State-enforced Black trauma is a borderless trigger
American news and social commentary continue to show the world that Black lives do not matter there, at all. Hardly a week goes by without news of police brutality towards African-American people. This past week, the list of Black people killed by law enforcement grows with the addition of George Floyd on 25 May 2020.
On the other side of the world, in South Africa, there is a collective sense of sadness that is also felt by these Black killings. A certain familiarity that is experienced in watching the helplessness of Black people. A shared Black trauma.
Like many, I am feeling the weight of nonstop Black murders in the United States. I am not American but I am not immune to feeling disturbed by the normalisation of institutionalised Black death. That one of the “leaders of the Free World” and great defender of democracy – outside its own borders—has not been condemned by the international community for its blatant disregard of the basic human right to life baffles me. I am confused at how, in 2020, white state-violence against Black people has not been vilified in the United States as it was in South Africa?
Initially, I struggled to understand my heavy-hearted feelings of despair. I questioned my feelings of hurt disappointment and anger towards racism on a different continent. Did I need to feel on such a deeply emotional level? Is it my place to voice my opinion on this issue? Isn't it always my place when it comes to racism and Black suffering? These were some of the questions that I tossed around in my head and my heart.

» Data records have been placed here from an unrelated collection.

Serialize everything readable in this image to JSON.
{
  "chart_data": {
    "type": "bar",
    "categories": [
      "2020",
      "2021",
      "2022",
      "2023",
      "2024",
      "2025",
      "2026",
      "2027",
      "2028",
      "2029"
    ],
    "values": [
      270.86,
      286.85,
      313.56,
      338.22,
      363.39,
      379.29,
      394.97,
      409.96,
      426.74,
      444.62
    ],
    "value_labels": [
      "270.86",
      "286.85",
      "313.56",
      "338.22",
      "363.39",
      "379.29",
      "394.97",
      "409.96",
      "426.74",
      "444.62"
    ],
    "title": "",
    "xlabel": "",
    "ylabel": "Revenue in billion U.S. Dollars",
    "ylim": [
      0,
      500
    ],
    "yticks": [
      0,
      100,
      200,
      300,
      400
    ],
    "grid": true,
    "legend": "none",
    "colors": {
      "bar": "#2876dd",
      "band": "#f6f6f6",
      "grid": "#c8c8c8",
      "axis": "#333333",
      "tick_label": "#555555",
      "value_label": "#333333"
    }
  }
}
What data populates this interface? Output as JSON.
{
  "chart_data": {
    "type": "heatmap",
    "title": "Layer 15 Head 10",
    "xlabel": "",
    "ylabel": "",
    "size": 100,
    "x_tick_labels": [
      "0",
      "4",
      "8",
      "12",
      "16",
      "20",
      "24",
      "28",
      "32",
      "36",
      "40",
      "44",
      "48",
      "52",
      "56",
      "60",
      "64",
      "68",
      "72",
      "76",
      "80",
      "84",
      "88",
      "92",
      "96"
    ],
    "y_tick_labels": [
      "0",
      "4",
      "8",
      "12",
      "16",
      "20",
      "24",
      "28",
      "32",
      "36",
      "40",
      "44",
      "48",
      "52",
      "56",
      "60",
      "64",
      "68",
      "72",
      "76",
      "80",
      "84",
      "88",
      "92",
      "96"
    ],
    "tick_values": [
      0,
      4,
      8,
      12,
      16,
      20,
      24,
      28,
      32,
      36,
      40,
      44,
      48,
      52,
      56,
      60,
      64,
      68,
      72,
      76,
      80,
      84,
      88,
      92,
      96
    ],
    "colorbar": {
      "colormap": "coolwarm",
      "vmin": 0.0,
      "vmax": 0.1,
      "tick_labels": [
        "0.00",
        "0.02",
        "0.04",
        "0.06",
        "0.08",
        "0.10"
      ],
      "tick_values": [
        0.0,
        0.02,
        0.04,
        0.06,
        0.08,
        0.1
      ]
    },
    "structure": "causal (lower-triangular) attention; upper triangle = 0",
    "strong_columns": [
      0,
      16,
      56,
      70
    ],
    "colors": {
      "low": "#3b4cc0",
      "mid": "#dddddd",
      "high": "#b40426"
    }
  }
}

In the age of social media, activist practices are often critiqued. However, the speaking up and mobilising against anti-Black racism that I know existed long before social media. Back then, Black solidarity was an international affair. Thinking back on the African-American people I have encountered in my life, I think only of those pro-Black who supported our own struggle for liberation in South Africa. These are a slightly older generation of African Americans who grew up with an awareness of Black genocide under the apartheid regime. As a ‘struggle kid’, I am very aware of the fact that our struggle was not fought alone. We received support both from Africa and the Diaspora.
State-enforced Black trauma is a trigger. It is a reminder of the perceived worthlessness of Black life. It explicitly illustrates the violence of whiteness. It is a trigger that has no borders.
As Americans take to the streets to protest yet another senseless murder of a Black person, I wonder where the hell international intervention has been on this racist matter? Can "America the Great" really be so powerful that these genocidal practices of overt racism—within today’s global neo-liberalism—remain unchallenged? Black people in America are living in an apartheid state— where are the sanctions?